Developing the theme of mootness, it is stated in 1 C.J.S., Actions, § 17a, p. 1012: ‘A judicial tribunal ordinarily may consider and determine only an existing controversy, and not a moot question or abstract proposition. * * * as a general rule it is not within the function of a court to act upon and decide a moot question or speculative, theoretical, or abstract question or proposition, or a purely academic question, or to give an advisory opinion on such a question or proposition * * *. Accordingly a court ordinarily will not entertain an action or proceeding merely for the purpose of passing on a moot question or abstract proposition, unless * * * the determination of such question or proposition is necessary to the disposition of an actually pending controversy, or unless some question of general public interest is involved.’ Again in section 17d of the same work; ‘* * * although a case may originally present an existing controversy, if before decision it has, through act of the parties or other cause, occurring after the commencement of the action, lost that essential character it becomes a moot case or question which will not be considered by the court [Southern Pacific Co. v.
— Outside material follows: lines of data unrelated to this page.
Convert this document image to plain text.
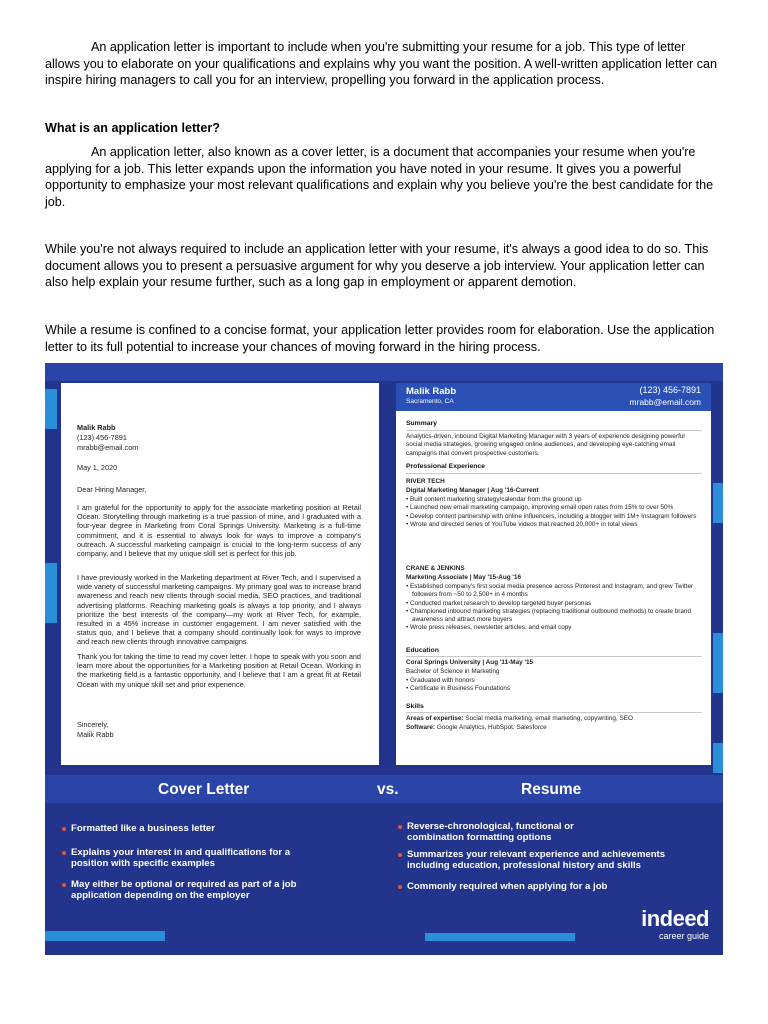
An application letter is important to include when you're submitting your resume for a job. This type of letter allows you to elaborate on your qualifications and explains why you want the position. A well-written application letter can inspire hiring managers to call you for an interview, propelling you forward in the application process.

What is an application letter?

An application letter, also known as a cover letter, is a document that accompanies your resume when you're applying for a job. This letter expands upon the information you have noted in your resume. It gives you a powerful opportunity to emphasize your most relevant qualifications and explain why you believe you're the best candidate for the job.

While you're not always required to include an application letter with your resume, it's always a good idea to do so. This document allows you to present a persuasive argument for why you deserve a job interview. Your application letter can also help explain your resume further, such as a long gap in employment or apparent demotion.

While a resume is confined to a concise format, your application letter provides room for elaboration. Use the application letter to its full potential to increase your chances of moving forward in the hiring process.

Malik Rabb
(123) 456-7891
mrabb@email.com
May 1, 2020
Dear Hiring Manager,

I am grateful for the opportunity to apply for the associate marketing position at Retail Ocean. Storytelling through marketing is a true passion of mine, and I graduated with a four-year degree in Marketing from Coral Springs University. Marketing is a full-time commitment, and it is essential to always look for ways to improve a company's outreach. A successful marketing campaign is crucial to the long-term success of any company, and I believe that my unique skill set is perfect for this job.

I have previously worked in the Marketing department at River Tech, and I supervised a wide variety of successful marketing campaigns. My primary goal was to increase brand awareness and reach new clients through social media, SEO practices, and traditional advertising platforms. Reaching marketing goals is always a top priority, and I always prioritize the best interests of the company—my work at River Tech, for example, resulted in a 45% increase in customer engagement. I am never satisfied with the status quo, and I believe that a company should continually look for ways to improve and reach new clients through innovative campaigns.

Thank you for taking the time to read my cover letter. I hope to speak with you soon and learn more about the opportunities for a Marketing position at Retail Ocean. Working in the marketing field is a fantastic opportunity, and I believe that I am a great fit at Retail Ocean with my unique skill set and prior experience.

Sincerely,
Malik Rabb
Malik Rabb
Sacramento, CA
(123) 456-7891
mrabb@email.com
Summary

Analytics-driven, inbound Digital Marketing Manager with 3 years of experience designing powerful social media strategies, growing engaged online audiences, and developing eye-catching email campaigns that convert prospective customers.

Professional Experience
RIVER TECH
Digital Marketing Manager | Aug '16-Current
• Built content marketing strategy/calendar from the ground up
• Launched new email marketing campaign, improving email open rates from 15% to over 50%
• Develop content partnership with online influencers, including a blogger with 1M+ Instagram followers
• Wrote and directed series of YouTube videos that reached 20,000+ in total views
CRANE & JENKINS
Marketing Associate | May '15-Aug '16
• Established company's first social media presence across Pinterest and Instagram, and grew Twitter followers from ~50 to 2,500+ in 4 months
• Conducted market research to develop targeted buyer personas
• Championed inbound marketing strategies (replacing traditional outbound methods) to create brand awareness and attract more buyers
• Wrote press releases, newsletter articles, and email copy
Education
Coral Springs University | Aug '11-May '15
Bachelor of Science in Marketing
• Graduated with honors
• Certificate in Business Foundations
Skills
Areas of expertise: Social media marketing, email marketing, copywriting, SEO
Software: Google Analytics, HubSpot, Salesforce
Cover Letter	vs.	Resume
Formatted like a business letter
Explains your interest in and qualifications for a position with specific examples
May either be optional or required as part of a job application depending on the employer
Reverse-chronological, functional or combination formatting options
Summarizes your relevant experience and achievements including education, professional history and skills
Commonly required when applying for a job
indeed
career guide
Eshelman, D.C., 227 F. 928; Neill v. Five C Refining Co., 79 Cal.App.2d 191, 193, 179 P.2d 818].’

Appellant contends that ‘the question of mootness' is not here applicable since it was impliedly considered by the court on appeal, Wilson v. Los Angeles County Civil Service Comm., 97 Cal.App.2d 777, 218 P.2d 547, and that decision became the law of the case.

‘The doctrine of the law of the case is this: That where, upon an appeal, the Supreme Court, in deciding the appeal, states in its opinion a principle or rule of law, necessary to the decision, that principle or rule becomes the law of the case, and must be adhered to throughout its subsequent progress, both in the lower court and upon subsequent appeal’. Tally v. Ganahl, 151 Cal. 418, 421, 90 P. 1049, 1050.

An examination of the opinion in Wilson v. Los Angeles County Civil Service Comm., 97 Cal.App.2d 777, 218 P.2d 547, reveals that the only principles or rules of law necessary to that decision were (1) that the oral evaluation procedure used by the commission was not subject to the objection that it was not competitive because based on ‘subjective’ rather than ‘objective’ standards; that the record kept was sufficient to show the basis of rating and that the standards used were adequate within the meaning of the charter requirements. (2) That the mere fact that the recipient of a temporary appointment achieves high honors in subsequent examinations provides no logical basis for an inference of favoritism. The so-called question of mootness was not an issue in that case.

The only question presented by the original petition for certiorari herein was the validity of the eligible list of November 25, 1947. That list has long since expired, hence any decision regarding it would now be completely ineffectual. Moreover, appellant has failed to show wherein any public interest would be served by a retrial of the case.

If appellant is entitled to a determination of the rights and duties of the parties, as he here asserts, that relief can be given in his pending action for declaratory relief. See Wilson v. Los Angeles County Civil Service Comm., 106 Cal.App.2d 572, 576, 235 P.2d 620.

For the reasons stated, the order appealed from is affirmed.

DRAPEAU, Justice.

WHITE, P. J., and DORAN, J., concur.